I was learning hair. They didn’t really have makeup as part of the curriculum, actually. The owner of the school knew that was frustrating for me, so he did a little research and suggested me for the theatrical makeup course at the School of Visual Arts in Manhattan. I jumped at the chance to go into New York City.
What happened next?
I worked my way up doing makeup for television and film. I was doing a lot of the newer shows, and a producer discovered me. He wanted me to be the makeup artist on all his projects. He was interviewing living legends at the time. So I was going to Hollywood and doing makeup for all these iconic people like Audrey Hepburn and Carey Grant. I was also working at a pro makeup store around this time. Huge makeup artists like Kevyn Aucoin would get their supplies there, but "real women" came in, too. So that's where I really learned my makeup application and communication skills.
Because of that, I had enough clientele to open my own store. At first it was just a rented apartment that I converted, but then I opened a real boutique on the Upper East Side in 1993. I was selling my own product and doing makeup for every occasion. I was the queen of occasion makeup. And I loved every minute of it! We had something very different. You have to remember there were no other real freestanding beauty stores at that time. So it was very niche and it was a wonderful environment.
How did you connect with QVC?
I was at a holiday function for [trade organization] Cosmetic Executive Women. I was walking around with my nametag on, and a beauty buyer from QVC approached me, and said she'd heard good things and was interested in learning more about me. I could never have imagined knocking on QVC's door and pitching them, but I had always wanted to be there, so it was a thrill. She made an appointment and came to my store. After, she told me to put together some products that I could potentially sell on-air. The only thing I could think of—what I learned early on in theatrical makeup—was a contour and highlight kit. I pitched it to her, and she ordered 750 of them. I didn’t know about fulfillment houses. I didn’t know who was going to pack it. So I called my mother and asked her to set up her bridge table. All her friends came over and assembled what we called the Face Restructuring Kit. I went on air with that and sold out in five minutes. I cried like a baby. It was totally overwhelming!

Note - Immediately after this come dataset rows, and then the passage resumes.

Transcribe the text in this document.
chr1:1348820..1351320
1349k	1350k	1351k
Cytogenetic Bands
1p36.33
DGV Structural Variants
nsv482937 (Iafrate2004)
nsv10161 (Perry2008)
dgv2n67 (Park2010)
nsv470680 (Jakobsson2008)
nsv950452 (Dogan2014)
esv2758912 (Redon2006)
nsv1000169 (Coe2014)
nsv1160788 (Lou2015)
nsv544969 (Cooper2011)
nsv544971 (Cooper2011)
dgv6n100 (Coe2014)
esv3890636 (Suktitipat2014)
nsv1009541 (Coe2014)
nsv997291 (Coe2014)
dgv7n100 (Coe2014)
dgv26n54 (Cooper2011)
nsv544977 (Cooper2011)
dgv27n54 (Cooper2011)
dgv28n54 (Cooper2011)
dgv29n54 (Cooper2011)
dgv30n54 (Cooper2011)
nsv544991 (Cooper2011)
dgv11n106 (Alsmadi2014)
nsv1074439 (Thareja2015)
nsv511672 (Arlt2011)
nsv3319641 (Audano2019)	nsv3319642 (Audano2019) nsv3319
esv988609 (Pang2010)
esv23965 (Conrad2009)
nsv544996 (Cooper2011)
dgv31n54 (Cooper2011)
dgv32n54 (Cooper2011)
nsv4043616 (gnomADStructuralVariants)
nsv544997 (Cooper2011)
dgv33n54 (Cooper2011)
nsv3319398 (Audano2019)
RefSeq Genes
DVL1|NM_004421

How long did it take you to feel comfortable on-air?
Well, the night before that first show, I nearly had a panic attack. But once the camera turned on, it was so natural for me. I didn’t even realize I was on TV. I was doing my educational demonstration on how to contour and highlight. I knew that I was in my comfort zone and I actually enjoyed selling. I loved retail. I loved the art of the sale. So that’s how 20 years later I’m celebrating being the longest-standing color cosmetics brand on QVC.
That's huge! What's your secret?
Year after year, it was the fact that I knew—and got to know—what real women wanted and understood how to educate them. My niche was and is sort of being able to break it down in a way that women can understand it. They could do it, so then they bought it.
What do you imagine the next 20 years will look like for you and the brand?
I know this is sounding so trite, but I just hope that this brand never goes away, and that the legacy I leave behind is that the Laura Geller brand stands without Laura Geller. A young woman came up to me the other day and she said, “Are you Laura Geller?” and I said, “Yes!” I'm always shocked when someone recognizes me. She said, “I just want you to know that you’re the only makeup that I wear.” And I said, “Why? There are so many choices!” She said, “Because it’s that good!” And I thought, wow, that's incredible that she recognizes the sweat equity that we put into it. I mean every brand cares, but I think we care to a fault. So I pray it lasts forever!